USA TODAY – Two years ago, administrators and caregivers at St. Bernard Hospital in Chicago were stunned when they flunked a basic standard for patient safety.
“It was a real jolt,” said Charles Holland, the hospital’s president and CEO. “We thought we were doing patient safety and we thought we were doing it well.”
But the Leapfrog Group, a nonprofit health care watchdog organization, found the hospital fell short on documenting and having comprehensive approaches to hand-washing, medication safety systems and fall and infection prevention.
The wake-up call led Holland to hire a Patient Safety and Quality Officer and to use Leapfrog’s criteria as a roadmap for improving patient safety.
It worked. In its latest annual review of hospital safety, released Wednesday, Leapfrog awarded the century-old charity hospital an A.
“Those are really terrible declines in performance.”
The fact that St. Bernard could turn around so quickly and so effectively without spending a fortune in the process shows that patient safety is an attainable goal, said Leah Binder, Leapfrog’s president and CEO.
“I’m incredibly inspired by St. Bernard’s,” Binder said. “This is a story of a hospital that has every reason to give excuses and instead gave us extraordinary performance.”
For decades, hospitals have paid lip service to patient safety, but the numbers tell a different story. In 1999, an Institute of Medicine report called “To Err is Human” found medical errors cause as many as 100,000 deaths per year.

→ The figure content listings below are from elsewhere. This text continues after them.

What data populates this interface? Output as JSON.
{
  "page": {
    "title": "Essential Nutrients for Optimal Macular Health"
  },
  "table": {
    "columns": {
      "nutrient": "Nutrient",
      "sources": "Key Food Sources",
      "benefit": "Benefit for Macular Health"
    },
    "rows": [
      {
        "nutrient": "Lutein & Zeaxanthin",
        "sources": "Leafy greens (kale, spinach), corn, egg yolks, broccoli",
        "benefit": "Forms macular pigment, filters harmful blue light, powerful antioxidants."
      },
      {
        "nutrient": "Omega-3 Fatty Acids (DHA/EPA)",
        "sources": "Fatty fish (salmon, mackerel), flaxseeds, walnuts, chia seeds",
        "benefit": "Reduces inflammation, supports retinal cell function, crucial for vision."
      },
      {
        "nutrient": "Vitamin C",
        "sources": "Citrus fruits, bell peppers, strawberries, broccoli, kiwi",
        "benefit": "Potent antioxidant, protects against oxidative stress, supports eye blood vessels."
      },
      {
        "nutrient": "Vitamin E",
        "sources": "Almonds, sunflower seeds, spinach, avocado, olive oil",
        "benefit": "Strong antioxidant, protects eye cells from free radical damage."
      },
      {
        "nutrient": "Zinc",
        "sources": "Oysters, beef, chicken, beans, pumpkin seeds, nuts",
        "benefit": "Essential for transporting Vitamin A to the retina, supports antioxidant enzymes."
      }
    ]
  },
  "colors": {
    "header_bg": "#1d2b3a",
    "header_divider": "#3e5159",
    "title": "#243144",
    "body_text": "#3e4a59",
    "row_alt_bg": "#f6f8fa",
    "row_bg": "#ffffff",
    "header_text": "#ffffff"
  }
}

A 2017 study put the figure at over 250,000 a year, making medical errors the nation’s third leading cause of death at the time. There are no more recent figures.
But the pandemic clearly worsened patient safety, with Leapfrog’s new assessment showing increases in hospital-acquired infections, including urinary tract and drug-resistant staph infections as well as infections in central lines ‒ tubes inserted into the neck, chest, groin, or arm to rapidly provide fluids, blood or medications.